2005年、産業再生機構の要請を受け、経営再建中のダイエーの社長となる。07年にはマイクロソフトの日本法人の経営トップにスカウトされ、15年に会長に。そして17年4月、パナソニック専務役員に返り咲いた。
「津賀最高経営責任者(CEO)−樋口最高執行責任者(COO)」の布石か。こうした観測が社内外を駆け巡った。
■「ポスト津賀」は誰なのか
現在、パナソニックの代表取締役は4人。社長執行役員の津賀一宏氏(62歳)、副社長執行役員の佐藤基嗣氏(63歳、コーポレート戦略本部長、US社社長)、専務執行役員の樋口氏(63歳、コネクティッドソリューションズ社社長)、専務執行役員の本間哲朗氏(58歳、中国・北東アジア社社長、中国・北東アジア総代表)。
創業者である松下幸之助氏が社長を退いた66歳が「社長定年」という不文律がある。津賀社長と同世代の佐藤氏と樋口氏の昇格はありえない、といわれている。本間氏は、新設の中国・北東アジア社社長に就いた。津賀社長が「中国で勝たなければ将来はない」という重点地域で、家電や住宅で攻め込む。本間氏は経営企画部で津賀社長の改革を支えていた。
今年4月の人事では、社内カンパニーのトップに複数の50代の役員が昇格した。家電の社内カンパニー、アプライアンス(AP)社の社長には品田正弘氏(53)が就いた。品田氏は住宅関連のエコソリューションズ(ES)社で赤字事業の太陽電池事業を担当。米テスラと太陽電池工場を米国で運営するが、18年夏、テスラに独占供給する方針を転換し、収益確保の道筋を開いた。AP出身でブラジル事業やテレビ事業を立て直した実績がある。
4月に新設したオートモーティブ社は楠見雄規氏(54)が社長に就いた。トヨタ自動車と共同出資会社を設立し、関連工場を新会社に移す際の交渉役が楠見氏だった。歴代社長を輩出したAV(音響・映像)機器部門に在籍し、18年1月から車載電池の事業部長を務める。2人とも次期社長の有力候補だ。
■ソニーに大差をつけられる
5月9日に発表した22年3月期までの3カ年の新中期経営計画(新中計)で、役員体制の最適化を図るとした。新中計では固定費の削減に努め、1000億円の利益の創出に向け他社との協業を加速させる。

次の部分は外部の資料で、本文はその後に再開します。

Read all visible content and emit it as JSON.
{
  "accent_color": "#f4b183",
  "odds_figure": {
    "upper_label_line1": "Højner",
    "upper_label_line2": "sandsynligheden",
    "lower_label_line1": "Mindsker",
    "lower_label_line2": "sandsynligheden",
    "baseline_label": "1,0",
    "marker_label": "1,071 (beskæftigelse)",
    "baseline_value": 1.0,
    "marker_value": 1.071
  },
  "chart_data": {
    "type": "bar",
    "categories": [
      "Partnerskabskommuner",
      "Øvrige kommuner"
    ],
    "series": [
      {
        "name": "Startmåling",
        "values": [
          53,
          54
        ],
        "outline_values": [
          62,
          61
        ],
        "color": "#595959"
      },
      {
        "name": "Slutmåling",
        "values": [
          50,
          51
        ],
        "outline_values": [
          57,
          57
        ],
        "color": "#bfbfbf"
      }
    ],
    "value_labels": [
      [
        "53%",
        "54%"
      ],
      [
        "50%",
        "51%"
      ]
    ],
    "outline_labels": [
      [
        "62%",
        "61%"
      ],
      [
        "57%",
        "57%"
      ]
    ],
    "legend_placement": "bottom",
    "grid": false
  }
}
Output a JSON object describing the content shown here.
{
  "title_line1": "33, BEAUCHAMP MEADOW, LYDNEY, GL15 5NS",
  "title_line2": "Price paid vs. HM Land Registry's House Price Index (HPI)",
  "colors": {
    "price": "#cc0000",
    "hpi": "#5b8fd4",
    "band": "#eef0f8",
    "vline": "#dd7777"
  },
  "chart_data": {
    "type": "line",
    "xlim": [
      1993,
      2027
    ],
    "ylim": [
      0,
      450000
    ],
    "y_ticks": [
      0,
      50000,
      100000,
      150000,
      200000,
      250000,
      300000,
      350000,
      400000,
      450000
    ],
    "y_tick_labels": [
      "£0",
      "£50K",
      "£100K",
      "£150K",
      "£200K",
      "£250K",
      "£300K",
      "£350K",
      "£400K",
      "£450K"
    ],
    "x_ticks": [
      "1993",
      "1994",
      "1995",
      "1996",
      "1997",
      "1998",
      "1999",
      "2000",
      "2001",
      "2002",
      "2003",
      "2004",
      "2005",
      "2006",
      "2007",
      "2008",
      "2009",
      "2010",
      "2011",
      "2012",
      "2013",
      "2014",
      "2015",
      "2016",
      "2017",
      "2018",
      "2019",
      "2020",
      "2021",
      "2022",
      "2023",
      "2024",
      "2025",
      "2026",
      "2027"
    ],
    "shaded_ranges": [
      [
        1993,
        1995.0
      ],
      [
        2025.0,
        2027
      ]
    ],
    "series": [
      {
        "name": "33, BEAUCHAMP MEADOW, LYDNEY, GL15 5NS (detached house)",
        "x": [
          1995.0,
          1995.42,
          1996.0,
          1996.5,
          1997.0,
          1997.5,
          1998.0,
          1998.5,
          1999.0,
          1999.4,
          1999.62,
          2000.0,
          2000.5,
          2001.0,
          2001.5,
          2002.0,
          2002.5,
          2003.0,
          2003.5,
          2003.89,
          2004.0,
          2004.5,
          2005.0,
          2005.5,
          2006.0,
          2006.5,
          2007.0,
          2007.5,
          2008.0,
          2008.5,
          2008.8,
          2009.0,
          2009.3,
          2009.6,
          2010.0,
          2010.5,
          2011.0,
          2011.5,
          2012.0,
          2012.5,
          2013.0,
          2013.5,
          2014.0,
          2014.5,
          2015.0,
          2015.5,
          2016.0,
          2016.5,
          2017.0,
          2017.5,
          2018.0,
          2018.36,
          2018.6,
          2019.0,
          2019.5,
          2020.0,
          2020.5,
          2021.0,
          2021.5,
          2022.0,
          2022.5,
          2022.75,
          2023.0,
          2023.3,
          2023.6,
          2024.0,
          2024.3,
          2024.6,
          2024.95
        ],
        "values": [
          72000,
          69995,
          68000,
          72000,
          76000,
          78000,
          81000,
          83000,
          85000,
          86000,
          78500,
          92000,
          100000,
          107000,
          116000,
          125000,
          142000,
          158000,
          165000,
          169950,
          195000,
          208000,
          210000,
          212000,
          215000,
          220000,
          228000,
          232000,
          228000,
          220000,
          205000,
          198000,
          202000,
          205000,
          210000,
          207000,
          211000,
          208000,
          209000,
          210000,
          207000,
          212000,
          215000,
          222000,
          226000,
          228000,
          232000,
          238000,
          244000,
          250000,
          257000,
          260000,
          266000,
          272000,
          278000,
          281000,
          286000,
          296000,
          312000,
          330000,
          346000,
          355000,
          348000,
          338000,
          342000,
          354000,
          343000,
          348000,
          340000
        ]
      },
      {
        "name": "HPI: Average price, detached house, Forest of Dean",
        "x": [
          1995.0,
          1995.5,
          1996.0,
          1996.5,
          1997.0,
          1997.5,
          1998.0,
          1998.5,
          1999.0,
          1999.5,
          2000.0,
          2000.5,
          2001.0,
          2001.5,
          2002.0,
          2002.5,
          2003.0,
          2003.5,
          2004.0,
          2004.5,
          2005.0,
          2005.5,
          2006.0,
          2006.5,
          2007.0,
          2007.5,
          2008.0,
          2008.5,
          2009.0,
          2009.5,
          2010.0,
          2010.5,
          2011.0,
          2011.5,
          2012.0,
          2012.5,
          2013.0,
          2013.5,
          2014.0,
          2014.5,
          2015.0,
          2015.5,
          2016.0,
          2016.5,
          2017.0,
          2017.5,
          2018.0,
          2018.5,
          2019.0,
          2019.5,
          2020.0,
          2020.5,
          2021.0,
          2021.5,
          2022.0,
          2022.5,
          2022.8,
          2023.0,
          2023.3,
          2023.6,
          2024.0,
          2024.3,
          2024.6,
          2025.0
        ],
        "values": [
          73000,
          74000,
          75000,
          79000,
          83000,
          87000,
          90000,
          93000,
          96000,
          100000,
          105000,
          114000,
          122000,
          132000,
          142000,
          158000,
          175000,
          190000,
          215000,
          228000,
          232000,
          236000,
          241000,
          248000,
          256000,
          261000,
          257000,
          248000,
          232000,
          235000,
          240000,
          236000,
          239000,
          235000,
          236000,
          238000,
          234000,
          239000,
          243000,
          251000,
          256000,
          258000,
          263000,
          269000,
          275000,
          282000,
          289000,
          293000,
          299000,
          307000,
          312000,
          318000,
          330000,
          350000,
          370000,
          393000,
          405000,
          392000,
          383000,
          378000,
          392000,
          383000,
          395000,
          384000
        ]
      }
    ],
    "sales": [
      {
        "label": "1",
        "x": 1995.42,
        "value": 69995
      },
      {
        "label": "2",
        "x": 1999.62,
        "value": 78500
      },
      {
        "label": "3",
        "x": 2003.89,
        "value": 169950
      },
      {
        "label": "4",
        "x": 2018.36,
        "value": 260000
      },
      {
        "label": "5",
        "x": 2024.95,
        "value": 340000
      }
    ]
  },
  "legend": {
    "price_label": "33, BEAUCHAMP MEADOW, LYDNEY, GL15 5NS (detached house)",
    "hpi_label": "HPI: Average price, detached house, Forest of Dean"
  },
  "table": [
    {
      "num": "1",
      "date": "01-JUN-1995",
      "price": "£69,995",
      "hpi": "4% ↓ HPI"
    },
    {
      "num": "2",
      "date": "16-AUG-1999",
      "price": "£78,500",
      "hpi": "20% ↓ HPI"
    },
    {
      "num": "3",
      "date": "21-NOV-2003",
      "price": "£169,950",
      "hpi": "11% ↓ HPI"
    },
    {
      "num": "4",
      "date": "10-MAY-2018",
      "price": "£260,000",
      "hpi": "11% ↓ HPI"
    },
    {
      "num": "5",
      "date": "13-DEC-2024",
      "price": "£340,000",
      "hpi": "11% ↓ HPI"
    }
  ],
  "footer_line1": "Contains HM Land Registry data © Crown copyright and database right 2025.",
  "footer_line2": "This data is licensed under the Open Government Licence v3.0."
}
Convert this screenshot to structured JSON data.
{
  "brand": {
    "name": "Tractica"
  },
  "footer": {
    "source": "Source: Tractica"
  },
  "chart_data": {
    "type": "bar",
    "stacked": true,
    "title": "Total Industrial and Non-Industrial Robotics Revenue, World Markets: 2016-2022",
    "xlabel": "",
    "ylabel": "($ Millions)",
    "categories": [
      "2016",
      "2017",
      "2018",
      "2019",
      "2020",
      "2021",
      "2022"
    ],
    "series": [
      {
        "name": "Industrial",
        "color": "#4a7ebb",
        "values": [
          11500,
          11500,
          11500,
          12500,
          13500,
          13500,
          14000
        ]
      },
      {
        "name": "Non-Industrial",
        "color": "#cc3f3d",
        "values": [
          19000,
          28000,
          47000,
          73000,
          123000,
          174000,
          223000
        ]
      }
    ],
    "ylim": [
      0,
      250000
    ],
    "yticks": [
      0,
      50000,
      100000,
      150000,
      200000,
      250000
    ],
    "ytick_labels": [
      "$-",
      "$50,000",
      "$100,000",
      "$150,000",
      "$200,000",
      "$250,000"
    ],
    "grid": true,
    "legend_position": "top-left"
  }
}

だが、戦略投資額や最終年度の売上高、営業利益の具体的な数値目標は明記されていない。
「創業100周年を迎える2019年3月期の売上高10兆円」を掲げていたが、16年3月、この目標を撤回。利益を重視する方針に変換。19年3月期までの中期経営計画(新中計)は売上高8.8兆円、営業利益5000億円という目標を立てた。
19年3月期の連結決算(国際会計基準)の売上高は前期比0.3%増の8兆27億円、営業利益は8%増の4114億円。中計の目標は売り上げ、営業利益とも大幅に下回った。新中計では数値目標を明らかにしていない。
かつてのライバルであるソニーは19年3月期の連結営業利益(米国会計基準)が前期比22%増の8942億円と過去最高を更新した。パナソニックは半分以下の4114億円にとどまった。両社の時価総額は、これまでは拮抗していた。だが、10月9日の終値時点でソニーのそれは7.8兆円。対するパナソニックは2.1兆円。3.7倍の大差がついた。
ソニーに追いつき、追い越すために、「ポスト津賀」を誰にするのか。津賀人事の最大の見どころである。